Caro Direttore Feltri, sono un cittadino calabrese, e ho una domanda che mi porto dentro da anni. Da quando ero piccolo ho sentito parlare del Ponte sullo Stretto di Messina come fosse un sogno di fantascienza e solo ultimamente ho cominciato a pensare: «Sarà pronto, diventerà realtà», «inizieranno i lavori», «il Sud cambia». Mi sembrava quasi di poterlo toccare. Ora, quando finalmente pareva tutto avviato, arriva lo stop, stavolta non a causa di problemi tecnici, ma di una decisione della Corte dei Conti che non dà l'ok al progetto. Mi chiedo: che ne sarà del Sud? Lei, Direttore, cosa ne pensa di questa battuta d'arresto che penalizza ancora una volta il mezzogiorno d'Italia?
Giacomo Barreca
Caro Giacomo,
ti ringrazio per la tua lettera, è il grido di tanti, troppe volte rimasti inascoltati. Tu parli di un sogno calabrese, di un ponte che unisce la penisola, di un Sud che finalmente prende la sua corsia d'innovazione. E invece si ritrova davanti a un blocco. E la cosa più amara è che questo non è solo un problema tecnico o burocratico: è una decisione giudiziaria ma dal sapore politico, una decisione che paga soprattutto il Sud.
Si dice che la decisione della Corte dei Conti, o meglio, il mancato «visto di legittimità», abbia motivazioni di trasparenza, procedure, costi. E va bene che la legge venga applicata. Ma permetti anche a me di notare che, ogni volta che si tratta di accelerare, innovare, creare infrastrutture, capita che qualcuno si piazzi davanti con il bastone tra le ruote, e noi siamo destinati a restare fermi.
Hai ragione: non si tratta di impedire il Ponte, ma di rallentarlo.
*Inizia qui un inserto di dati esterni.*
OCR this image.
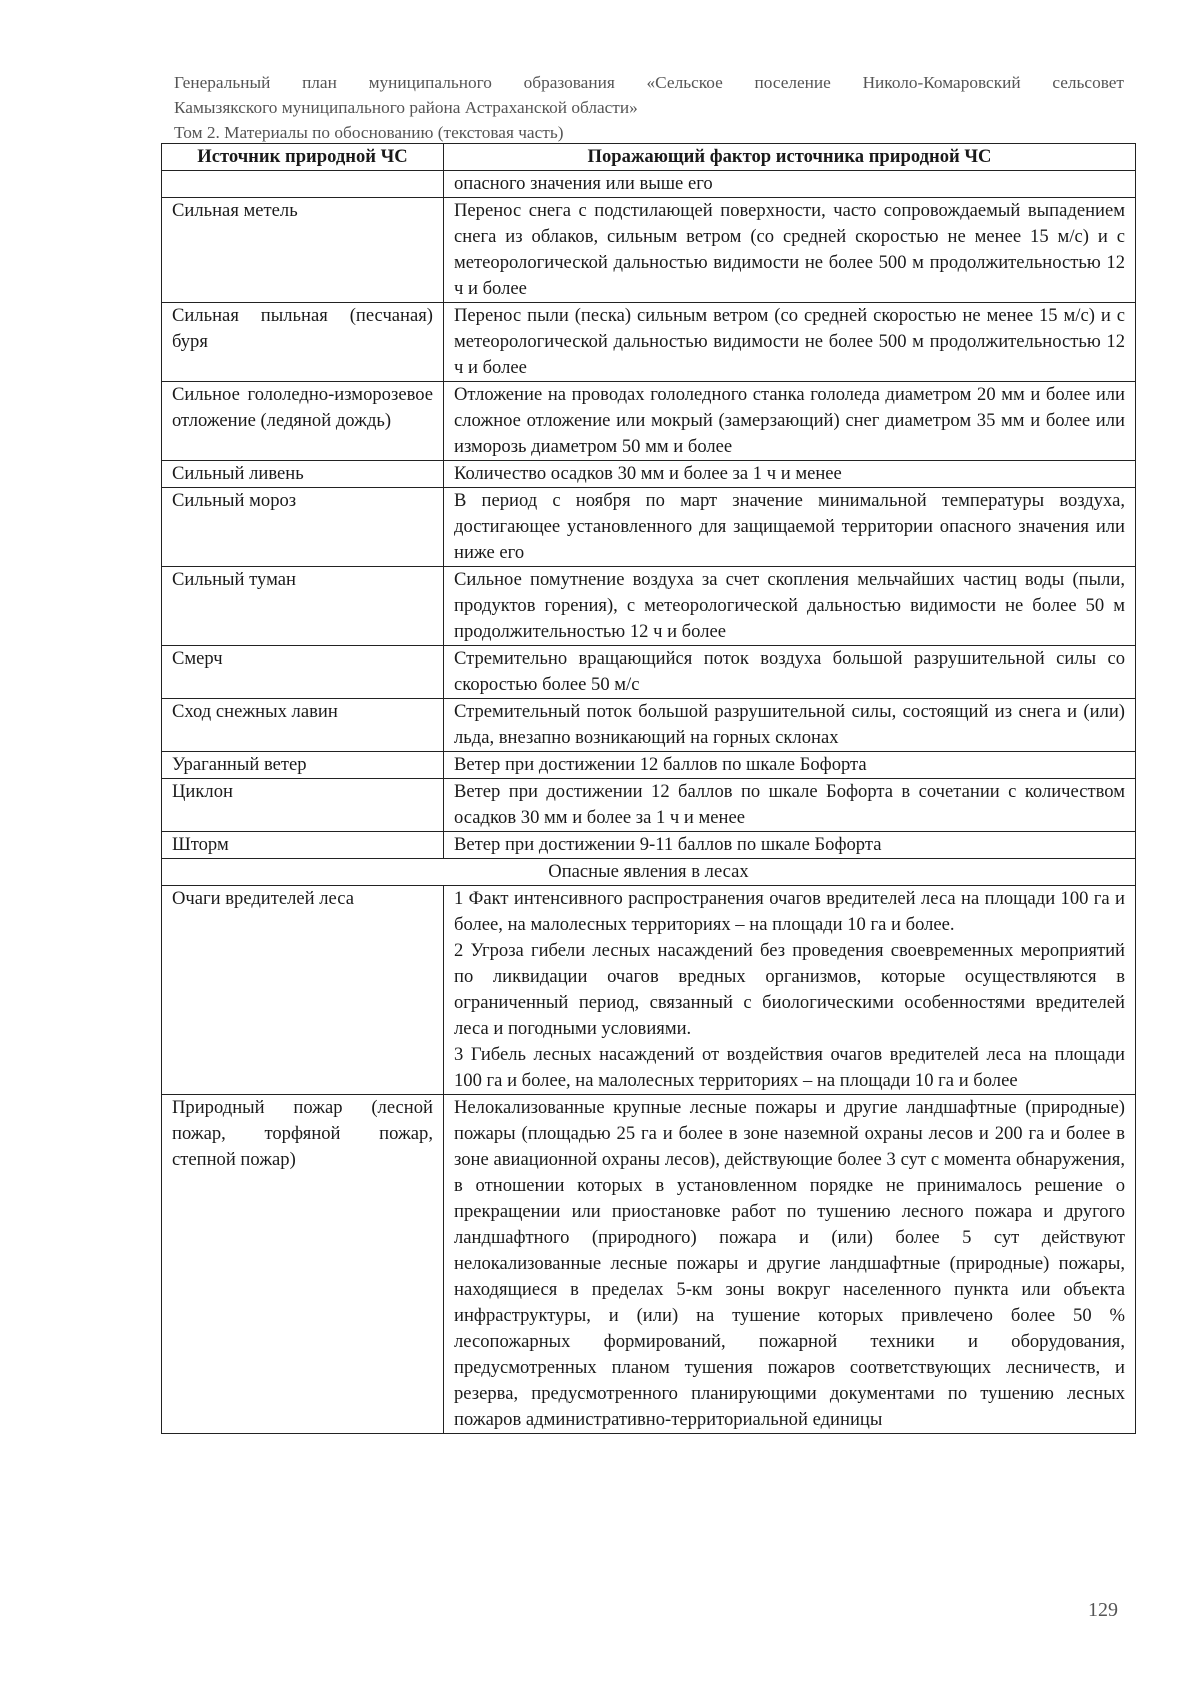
Генеральный план муниципального образования «Сельское поселение Николо-Комаровский сельсовет
Камызякского муниципального района Астраханской области»
Том 2. Материалы по обоснованию (текстовая часть)
Источник природной ЧС	Поражающий фактор источника природной ЧС
	опасного значения или выше его
Сильная метель	Перенос снега с подстилающей поверхности, часто сопровождаемый выпадением снега из облаков, сильным ветром (со средней скоростью не менее 15 м/с) и с метеорологической дальностью видимости не более 500 м продолжительностью 12 ч и более
Сильная пыльная (песчаная) буря	Перенос пыли (песка) сильным ветром (со средней скоростью не менее 15 м/с) и с метеорологической дальностью видимости не более 500 м продолжительностью 12 ч и более
Сильное гололедно-изморозевое отложение (ледяной дождь)	Отложение на проводах гололедного станка гололеда диаметром 20 мм и более или сложное отложение или мокрый (замерзающий) снег диаметром 35 мм и более или изморозь диаметром 50 мм и более
Сильный ливень	Количество осадков 30 мм и более за 1 ч и менее
Сильный мороз	В период с ноября по март значение минимальной температуры воздуха, достигающее установленного для защищаемой территории опасного значения или ниже его
Сильный туман	Сильное помутнение воздуха за счет скопления мельчайших частиц воды (пыли, продуктов горения), с метеорологической дальностью видимости не более 50 м продолжительностью 12 ч и более
Смерч	Стремительно вращающийся поток воздуха большой разрушительной силы со скоростью более 50 м/с
Сход снежных лавин	Стремительный поток большой разрушительной силы, состоящий из снега и (или) льда, внезапно возникающий на горных склонах
Ураганный ветер	Ветер при достижении 12 баллов по шкале Бофорта
Циклон	Ветер при достижении 12 баллов по шкале Бофорта в сочетании с количеством осадков 30 мм и более за 1 ч и менее
Шторм	Ветер при достижении 9-11 баллов по шкале Бофорта
Опасные явления в лесах	
Очаги вредителей леса	1 Факт интенсивного распространения очагов вредителей леса на площади 100 га и более, на малолесных территориях – на площади 10 га и более.
2 Угроза гибели лесных насаждений без проведения своевременных мероприятий по ликвидации очагов вредных организмов, которые осуществляются в ограниченный период, связанный с биологическими особенностями вредителей леса и погодными условиями.
3 Гибель лесных насаждений от воздействия очагов вредителей леса на площади 100 га и более, на малолесных территориях – на площади 10 га и более

Природный пожар (лесной пожар, торфяной пожар, степной пожар)	Нелокализованные крупные лесные пожары и другие ландшафтные (природные) пожары (площадью 25 га и более в зоне наземной охраны лесов и 200 га и более в зоне авиационной охраны лесов), действующие более 3 сут с момента обнаружения, в отношении которых в установленном порядке не принималось решение о прекращении или приостановке работ по тушению лесного пожара и другого ландшафтного (природного) пожара и (или) более 5 сут действуют нелокализованные лесные пожары и другие ландшафтные (природные) пожары, находящиеся в пределах 5-км зоны вокруг населенного пункта или объекта инфраструктуры, и (или) на тушение которых привлечено более 50 % лесопожарных формирований, пожарной техники и оборудования, предусмотренных планом тушения пожаров соответствующих лесничеств, и резерва, предусмотренного планирующими документами по тушению лесных пожаров административно-территориальной единицы
129
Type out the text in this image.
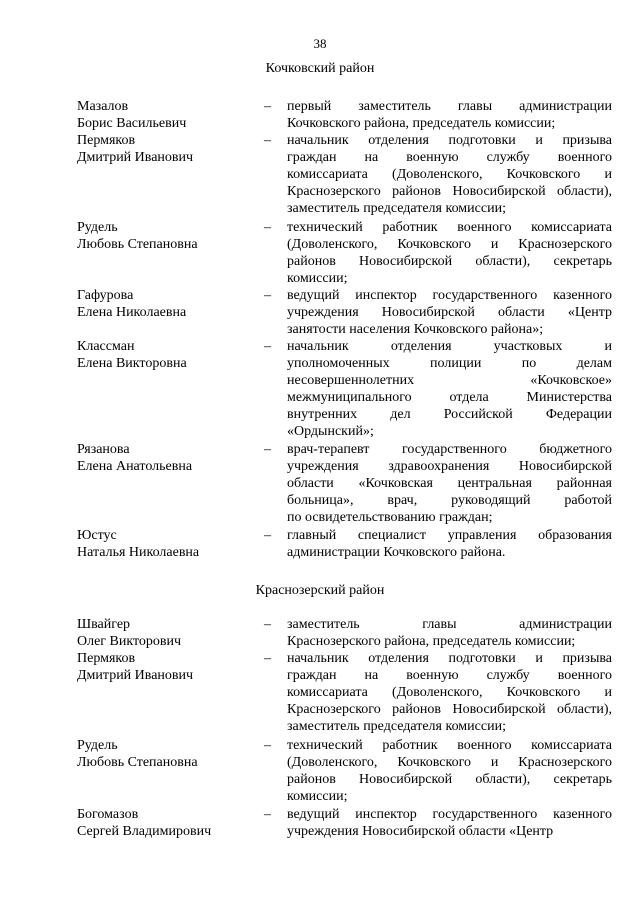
38
Кочковский район
Мазалов
Борис Васильевич
– первый заместитель главы администрации
Кочковского района, председатель комиссии;
Пермяков
Дмитрий Иванович
– начальник отделения подготовки и призыва
граждан на военную службу военного
комиссариата (Доволенского, Кочковского и
Краснозерского районов Новосибирской области),
заместитель председателя комиссии;
Рудель
Любовь Степановна
– технический работник военного комиссариата
(Доволенского, Кочковского и Краснозерского
районов Новосибирской области), секретарь
комиссии;
Гафурова
Елена Николаевна
– ведущий инспектор государственного казенного
учреждения Новосибирской области «Центр
занятости населения Кочковского района»;
Классман
Елена Викторовна
– начальник отделения участковых и
уполномоченных полиции по делам
несовершеннолетних «Кочковское»
межмуниципального отдела Министерства
внутренних дел Российской Федерации
«Ордынский»;
Рязанова
Елена Анатольевна
– врач-терапевт государственного бюджетного
учреждения здравоохранения Новосибирской
области «Кочковская центральная районная
больница», врач, руководящий работой
по освидетельствованию граждан;
Юстус
Наталья Николаевна
– главный специалист управления образования
администрации Кочковского района.
Краснозерский район
Швайгер
Олег Викторович
– заместитель главы администрации
Краснозерского района, председатель комиссии;
Пермяков
Дмитрий Иванович
– начальник отделения подготовки и призыва
граждан на военную службу военного
комиссариата (Доволенского, Кочковского и
Краснозерского районов Новосибирской области),
заместитель председателя комиссии;
Рудель
Любовь Степановна
– технический работник военного комиссариата
(Доволенского, Кочковского и Краснозерского
районов Новосибирской области), секретарь
комиссии;
Богомазов
Сергей Владимирович
– ведущий инспектор государственного казенного
учреждения Новосибирской области «Центр
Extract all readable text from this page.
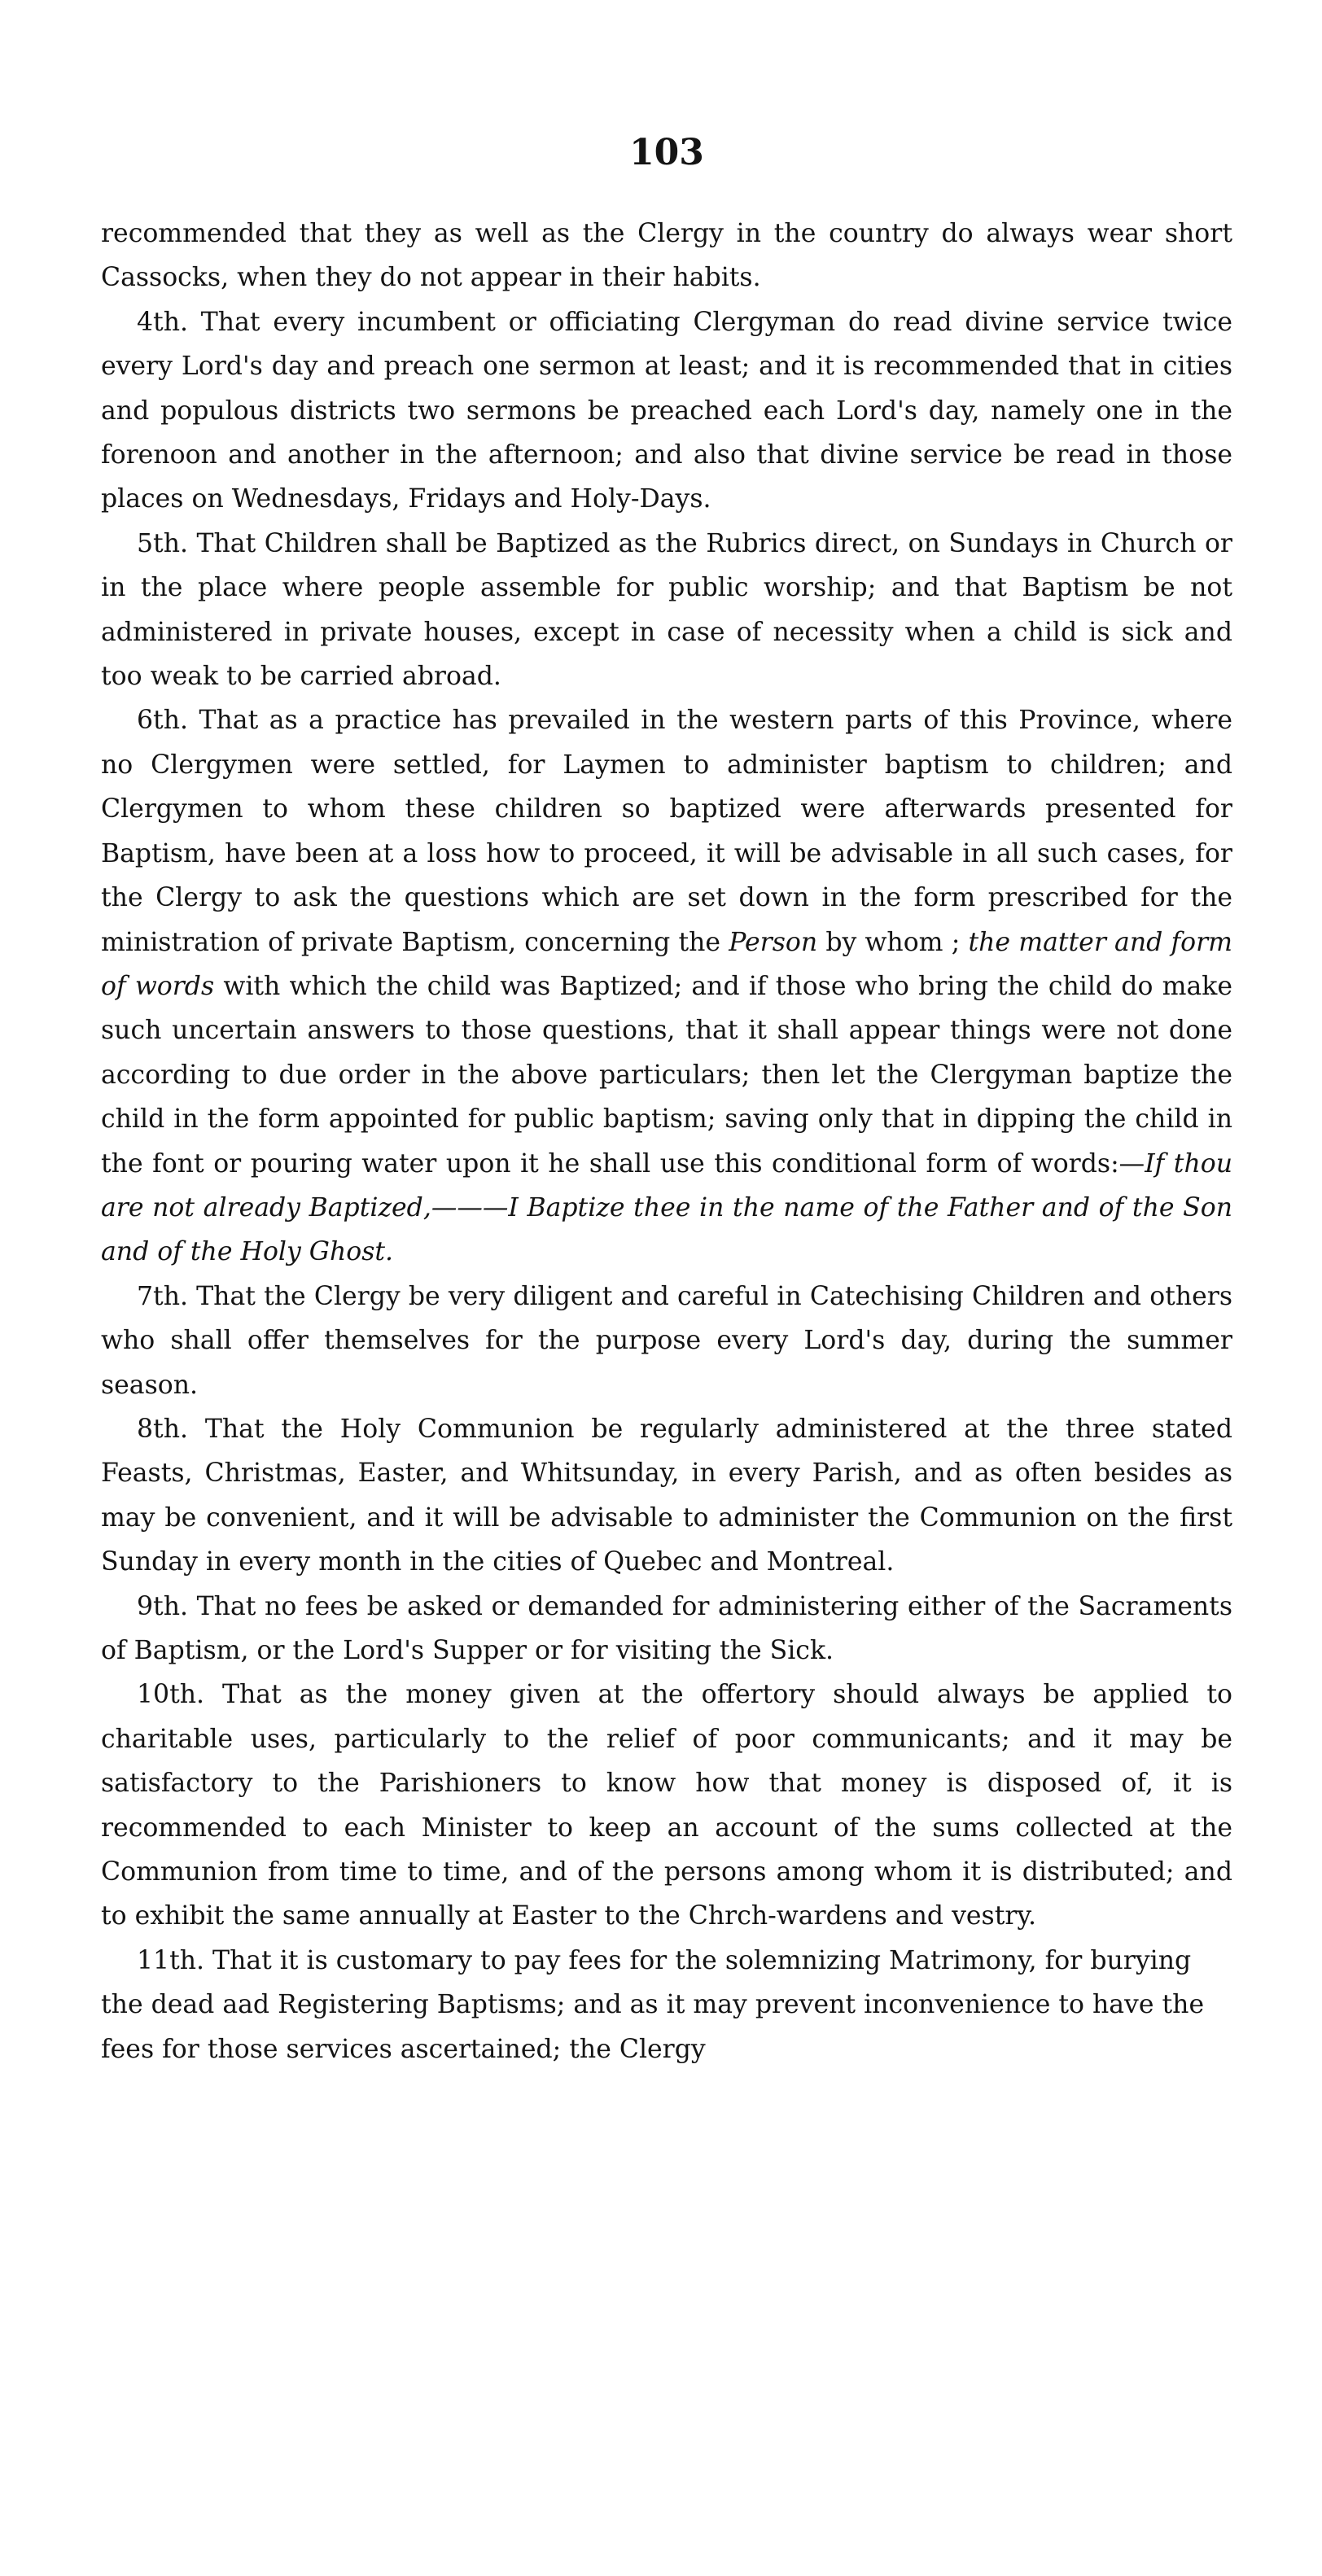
103

recommended that they as well as the Clergy in the country do always wear short Cassocks, when they do not appear in their habits.

4th. That every incumbent or officiating Clergyman do read divine service twice every Lord's day and preach one sermon at least; and it is recommended that in cities and populous districts two sermons be preached each Lord's day, namely one in the forenoon and another in the afternoon; and also that divine service be read in those places on Wednesdays, Fridays and Holy-Days.

5th. That Children shall be Baptized as the Rubrics direct, on Sundays in Church or in the place where people assemble for public worship; and that Baptism be not administered in private houses, except in case of necessity when a child is sick and too weak to be carried abroad.

6th. That as a practice has prevailed in the western parts of this Province, where no Clergymen were settled, for Laymen to administer baptism to children; and Clergymen to whom these children so baptized were afterwards presented for Baptism, have been at a loss how to proceed, it will be advisable in all such cases, for the Clergy to ask the questions which are set down in the form prescribed for the ministration of private Baptism, concerning the Person by whom ; the matter and form of words with which the child was Baptized; and if those who bring the child do make such uncertain answers to those questions, that it shall appear things were not done according to due order in the above particulars; then let the Clergyman baptize the child in the form appointed for public baptism; saving only that in dipping the child in the font or pouring water upon it he shall use this conditional form of words:—If thou are not already Baptized,———I Baptize thee in the name of the Father and of the Son and of the Holy Ghost.

7th. That the Clergy be very diligent and careful in Catechising Children and others who shall offer themselves for the purpose every Lord's day, during the summer season.

8th. That the Holy Communion be regularly administered at the three stated Feasts, Christmas, Easter, and Whitsunday, in every Parish, and as often besides as may be convenient, and it will be advisable to administer the Communion on the first Sunday in every month in the cities of Quebec and Montreal.

9th. That no fees be asked or demanded for administering either of the Sacraments of Baptism, or the Lord's Supper or for visiting the Sick.

10th. That as the money given at the offertory should always be applied to charitable uses, particularly to the relief of poor communicants; and it may be satisfactory to the Parishioners to know how that money is disposed of, it is recommended to each Minister to keep an account of the sums collected at the Communion from time to time, and of the persons among whom it is distributed; and to exhibit the same annually at Easter to the Chrch-wardens and vestry.

11th. That it is customary to pay fees for the solemnizing Matrimony, for burying the dead aad Registering Baptisms; and as it may prevent inconvenience to have the fees for those services ascertained; the Clergy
E il rallentamento è già una sconfitta per chi aspetta da una vita, come te. Il Sud merita infrastrutture, modernizzazione, connessioni, una dignità logistica pari al resto del Paese. Invece, viene fatto attendere, contare le spese, misurare i passaggi, mentre altri Paesi, e altre aree d'Italia, vanno avanti.
La verità è che ogni volta che s'innesta un progetto ambizioso, qualcuno lo riduce al «no, ma aspettiamo» o «vediamo». Se continuiamo così, non mettiamo la retromarcia, mettiamo direttamente il freno a mano.
Lo Stato non può vivere di esitazioni. Non può dire al Sud «aspetta» quando tutti gli altri dicono «andiamo». Non può permettersi che l'innovazione diventi un privilegio per pochi e non un diritto per tutti.
Tu parli di sperpero di risorse. Perdonate tutti se lo dico brutalmente, ma mi pare che il vero sperpero sia non fare. Non costruire, non collegare, non dare voce ai territori che già arrancano.
Rallentarne i progetti per questioni che forse avrebbero potuto trovare soluzioni più rapide, più coraggiose, più pragmatiche, è un lusso che non possiamo permetterci.
Pertanto, sì: condivido con te l'amarezza. Sì, credo che questa decisione sia una battuta d'arresto storica per il Sud. Ma non credo che sia la fine del sogno.
Il
Ponte è ancora possibile. Ma dobbiamo chiederlo, pretenderlo, non rassegnarci all'attesa, non piegarci ai cavilli pretestuosi che mettono in ginocchio stavolta proprio quella parte del Paese che ha bisogno di risollevarsi.